Jeff Bezos and Alan Boyle
Billionaire Jeff Bezos watches a replay of a New Shepard suborbital test flight with GeekWire’s Alan Boyle at the Space Symposium in Colorado Springs. (Credit: Tom Kimmell Photography, Courtesy of the Space Foundation)

COLORADO SPRINGS, Colo. – Amazon billionaire Jeff Bezos had his chance to go into space in a Russian Soyuz capsule – and not just into space, but around the moon. But he says he’d rather taste the final frontier in a spaceship built by his own company, Blue Origin.

Bezos touched on what it would take for spaceflight, including what he’s done to prepare for the experience, during my informal chat with him in front of hundreds of attendees here today at the 32nd Space Symposium.

The Blue Origin space venture was created back in 2000, six years after Bezos founded Amazon, so that he could pursue his childhood dream of going into outer space – a dream that goes back to watching Neil Armstrong walk on the moon.

Bezos noted that his high-school girlfriend, Ursula Werner, has been quoted as saying Amazon exists “solely to create money for Blue Origin.”

“I can neither confirm nor deny that,” he joked.

But he did confirm that he’s undergone some training for spaceflight – not under zero-G conditions in an airplane, as many people have done, but in a centrifuge at Wright-Patterson Air Force Base in Ohio. “If you’re subject to motion sickness, you might not want to do that,” he said.

He has also tested the seats that will be installed in Blue Origin’s New Shepard suborbital rocket ship. New Shepard already has gone through three successful space launches and landings during autonomous test flights.

If the schedule proceeds as Bezos hopes it does, test passengers will soar to the edge of space in the New Shepard from Blue Origin’s launch facility in Texas starting next year. That would set the stage for paying passengers to get on board as early as 2018. The price of a ticket has not yet been set.

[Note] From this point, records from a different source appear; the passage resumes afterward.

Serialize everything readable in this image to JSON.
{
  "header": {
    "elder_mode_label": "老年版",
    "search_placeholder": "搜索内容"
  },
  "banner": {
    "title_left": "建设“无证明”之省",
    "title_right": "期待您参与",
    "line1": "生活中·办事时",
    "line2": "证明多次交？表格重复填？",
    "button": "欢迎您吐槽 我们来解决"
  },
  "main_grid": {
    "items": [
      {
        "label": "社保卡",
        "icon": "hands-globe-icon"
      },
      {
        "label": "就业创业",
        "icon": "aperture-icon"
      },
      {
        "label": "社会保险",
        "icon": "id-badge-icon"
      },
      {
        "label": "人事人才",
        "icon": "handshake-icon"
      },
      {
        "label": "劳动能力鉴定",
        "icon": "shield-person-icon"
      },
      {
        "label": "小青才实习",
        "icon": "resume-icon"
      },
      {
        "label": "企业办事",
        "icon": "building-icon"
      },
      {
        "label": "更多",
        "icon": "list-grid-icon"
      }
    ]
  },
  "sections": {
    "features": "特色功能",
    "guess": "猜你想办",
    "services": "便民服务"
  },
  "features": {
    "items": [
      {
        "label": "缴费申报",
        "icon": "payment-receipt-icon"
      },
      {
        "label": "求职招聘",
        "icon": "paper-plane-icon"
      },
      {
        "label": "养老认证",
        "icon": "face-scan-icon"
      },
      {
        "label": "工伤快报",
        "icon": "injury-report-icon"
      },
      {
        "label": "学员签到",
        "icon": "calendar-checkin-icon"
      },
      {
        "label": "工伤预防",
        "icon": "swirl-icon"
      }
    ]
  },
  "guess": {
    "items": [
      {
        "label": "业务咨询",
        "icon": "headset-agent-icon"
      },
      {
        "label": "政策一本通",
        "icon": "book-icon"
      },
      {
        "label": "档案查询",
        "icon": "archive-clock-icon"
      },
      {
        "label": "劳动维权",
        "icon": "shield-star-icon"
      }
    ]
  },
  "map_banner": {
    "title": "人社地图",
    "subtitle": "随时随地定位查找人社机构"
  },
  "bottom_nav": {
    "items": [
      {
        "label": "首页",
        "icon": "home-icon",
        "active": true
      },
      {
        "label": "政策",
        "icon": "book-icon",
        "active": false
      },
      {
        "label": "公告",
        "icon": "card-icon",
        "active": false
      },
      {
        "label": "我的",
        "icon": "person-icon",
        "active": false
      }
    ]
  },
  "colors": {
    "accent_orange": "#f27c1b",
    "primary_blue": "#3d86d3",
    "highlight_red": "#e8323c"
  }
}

Another player in the suborbital space tourism market, Virgin Galactic, is just starting to test its second SpaceShipTwo rocket plane – more than a year after the first plane broke up during a test flight, killing the co-pilot and injuring the pilot.

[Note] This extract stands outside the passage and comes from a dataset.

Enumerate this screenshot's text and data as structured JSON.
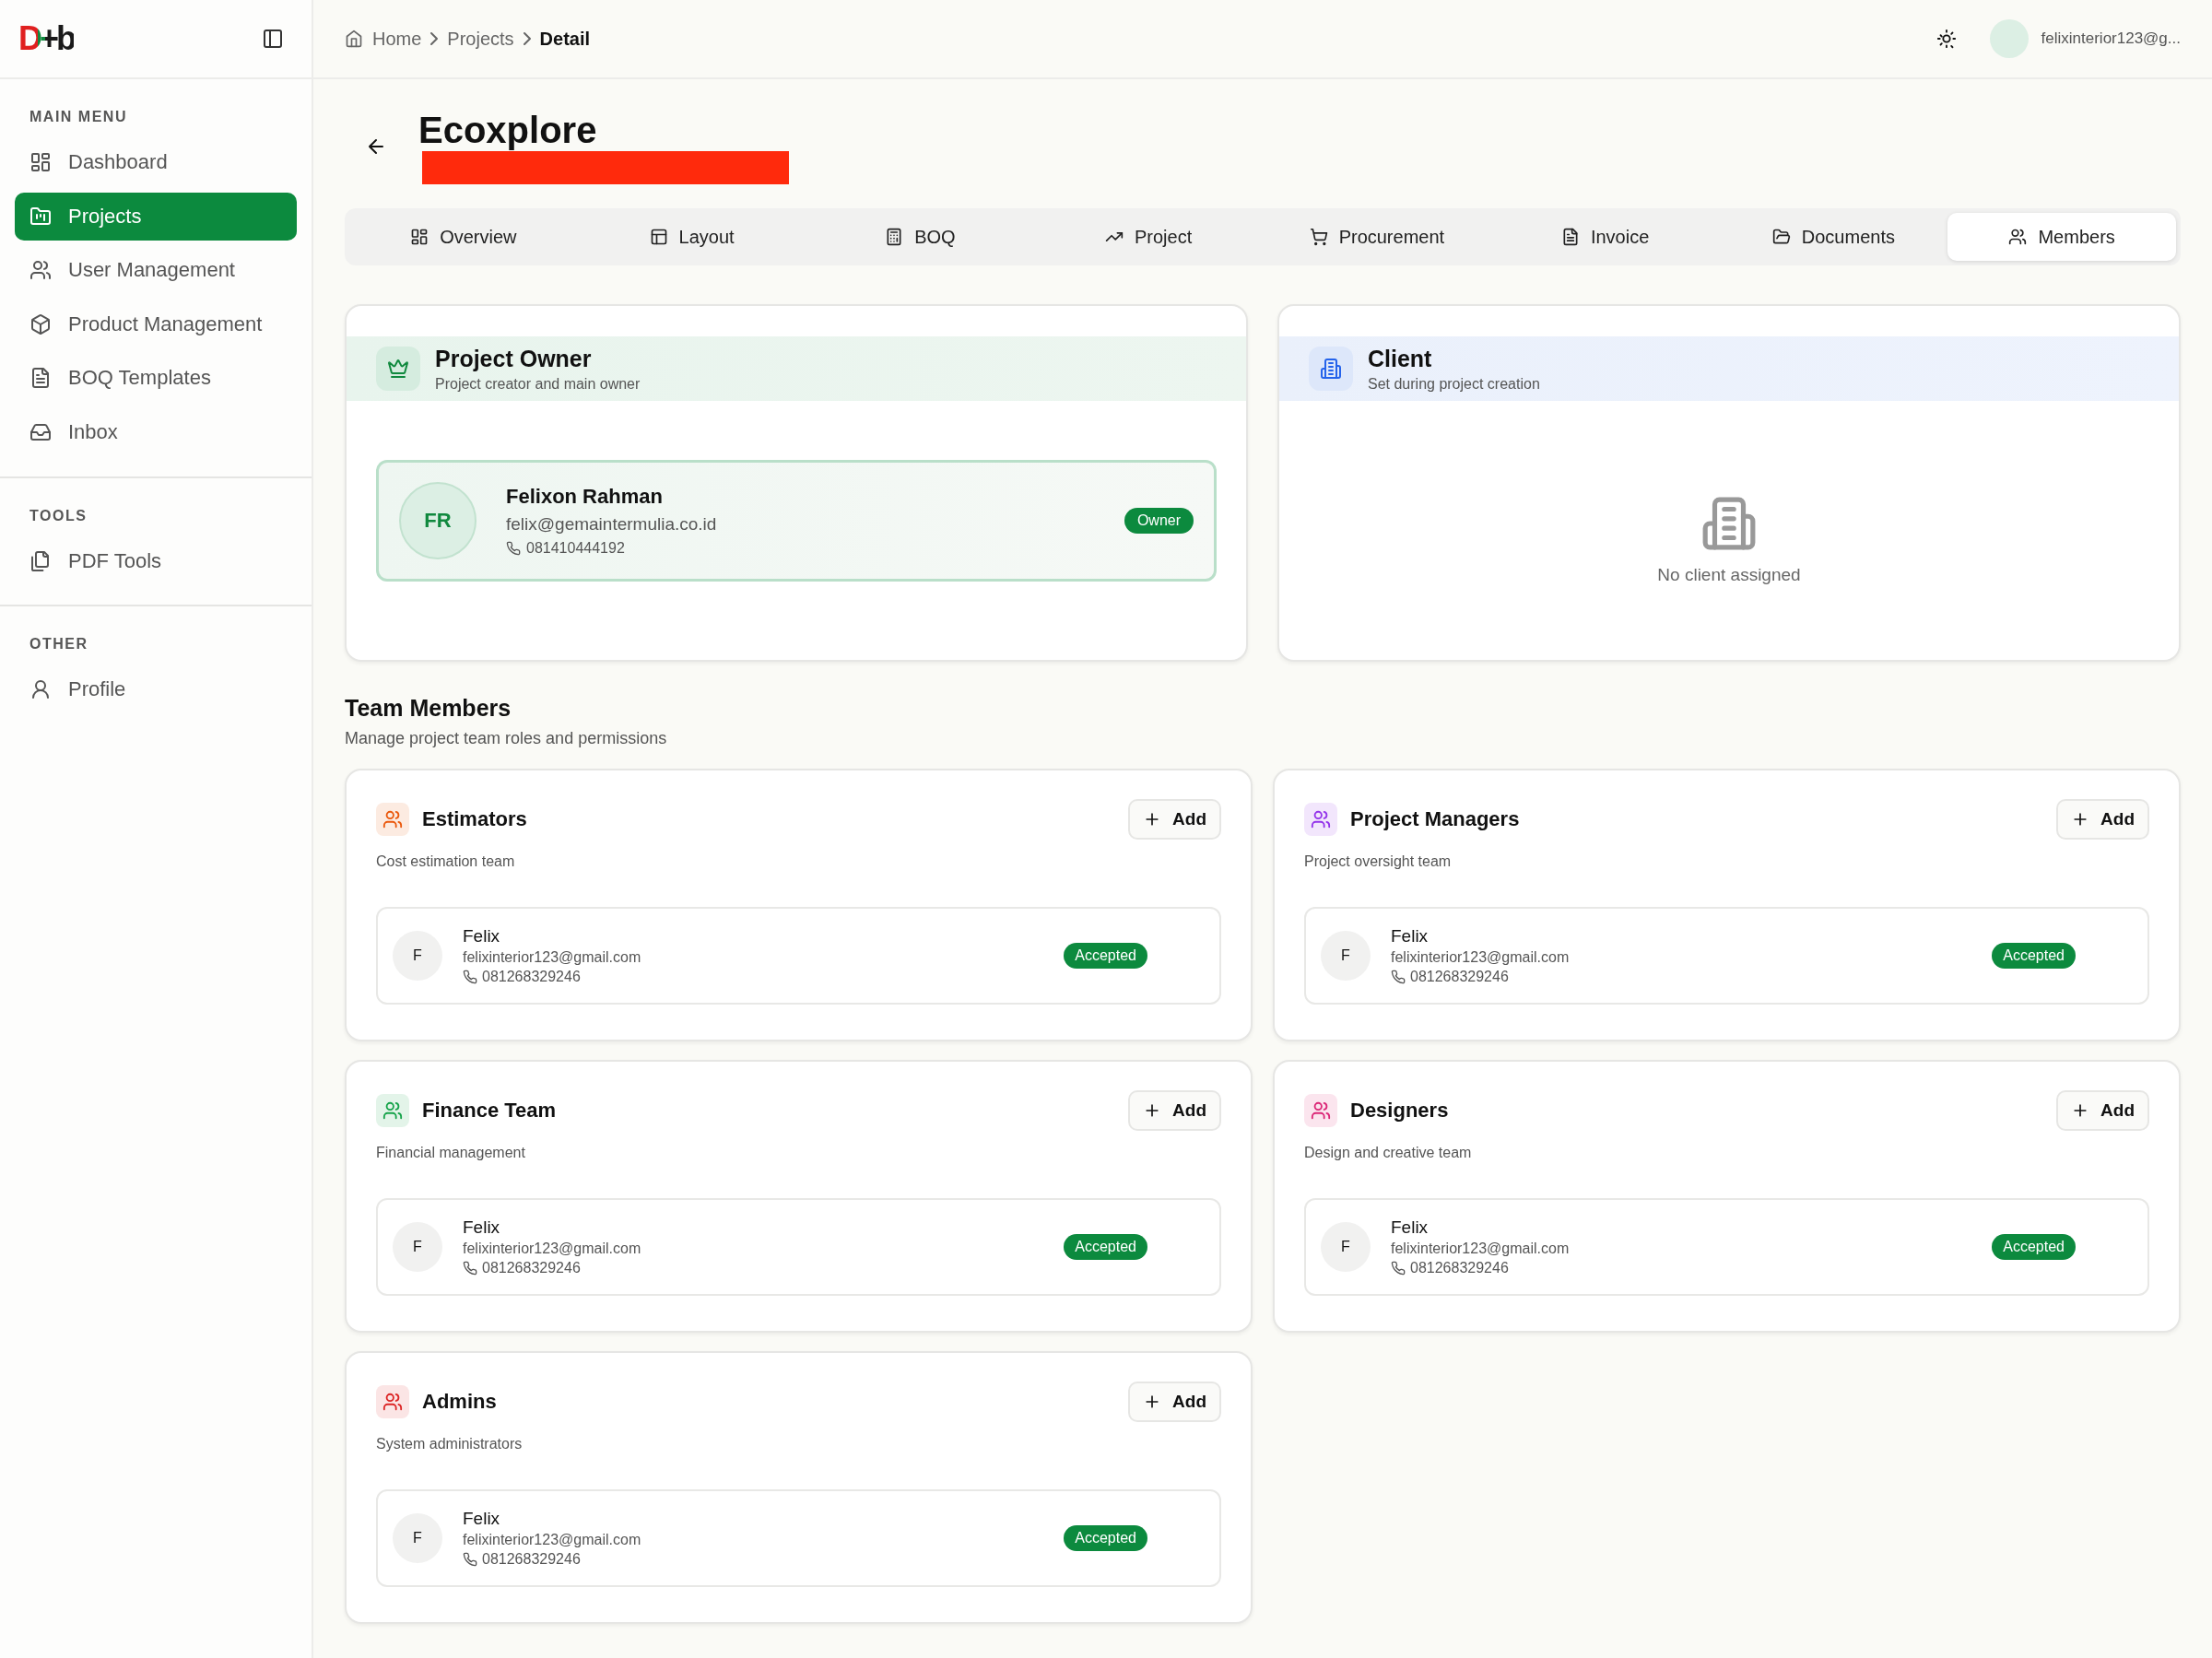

Even though it’s not clear exactly when Virgin Galactic will begin commercial spaceflights, the company has about 700 customers who are paying as much as $250,000 for a spot on the passenger list. Many of those would-be spacefliers have gone through zero-gravity airplane flights as well as centrifuge training.

Bezos said passengers won’t need a lot of training for the 11- to 12-minute flight they’ll take on Blue Origin’s vertical-launch-and-landing spaceship.

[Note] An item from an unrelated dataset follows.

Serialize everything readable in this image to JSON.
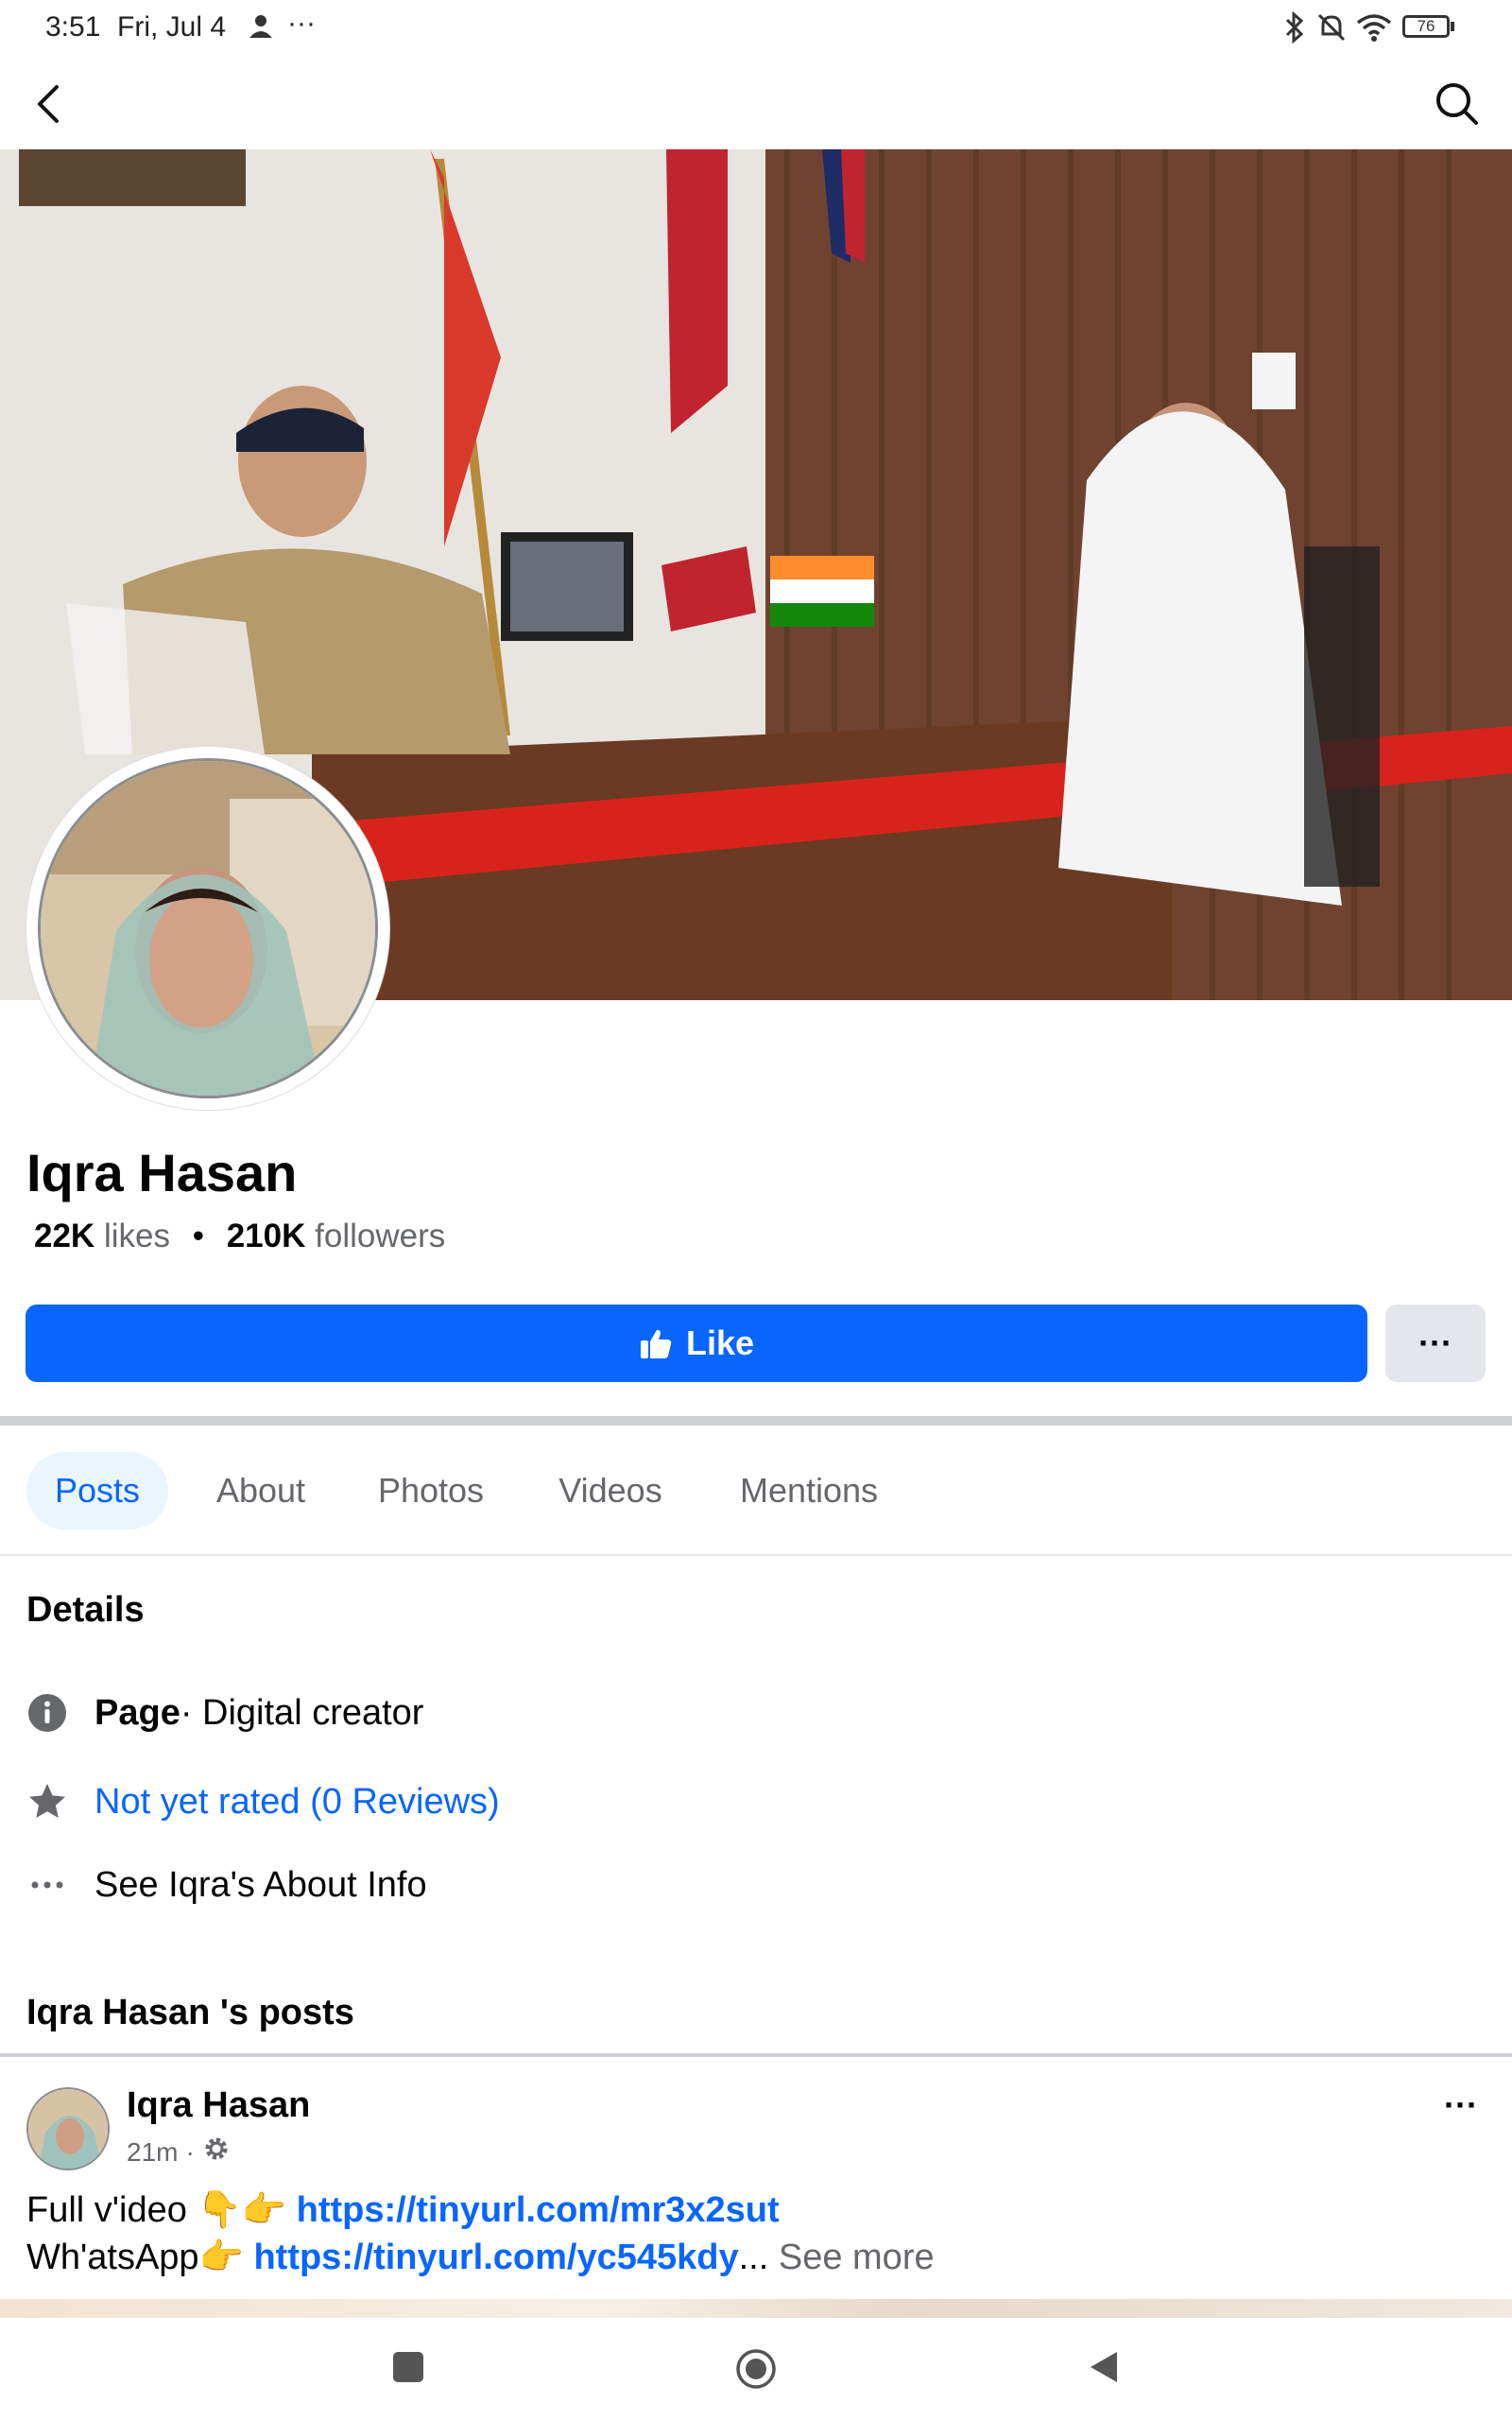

“For the suborbital mission, training is going to be relatively simple,” he said. “One of the things that you have to do is emergency egress, so we’ll train people for that. One of the things you’ll have to be able to do is get out of your seat, and get back into your seat. We want people to be able to get out, float around, do somersaults, enjoy the microgravity, look out those beautiful windows.”

Would Bezos go? Absolutely, as long as it’s in his own spaceship.

“I want to go into space, but I want to do it in Blue Origin vehicles,” he told me. “Even though I do want to go into space, as a personal thing … it’s not what’s important to me. What’s important to me is lowering the cost of access to space.”

Several millionaires have purchased trips on Russian Soyuz capsules to the International Space Station and back, for tens of millions of dollars. Seattle software billionaire Charles Simonyi enjoyed the first trip in 2007 so much that he bought a second ride through Space Adventures in 2009.

Bezos said he was approached about going on a Soyuz as well. “I’m definitely in their target market,” he quipped.

At one point, he was offered a flight around the moon at a premium price.

“The Soyuz is theoretically designed to do a lunar flyby and then re-enter,” he said. “So I looked at this, and it was expensive. Like $200 million or something. I said, ‘Yeah, but has it ever been tested?’ And they were like, ‘Well, no.'”

“Isn’t that a little risky?” Bezos recalled asking. “Well, for $400 million, we’ll test it for you,” came the reply.

“Maybe I’ll wait on that one,” Bezos said with his signature laugh.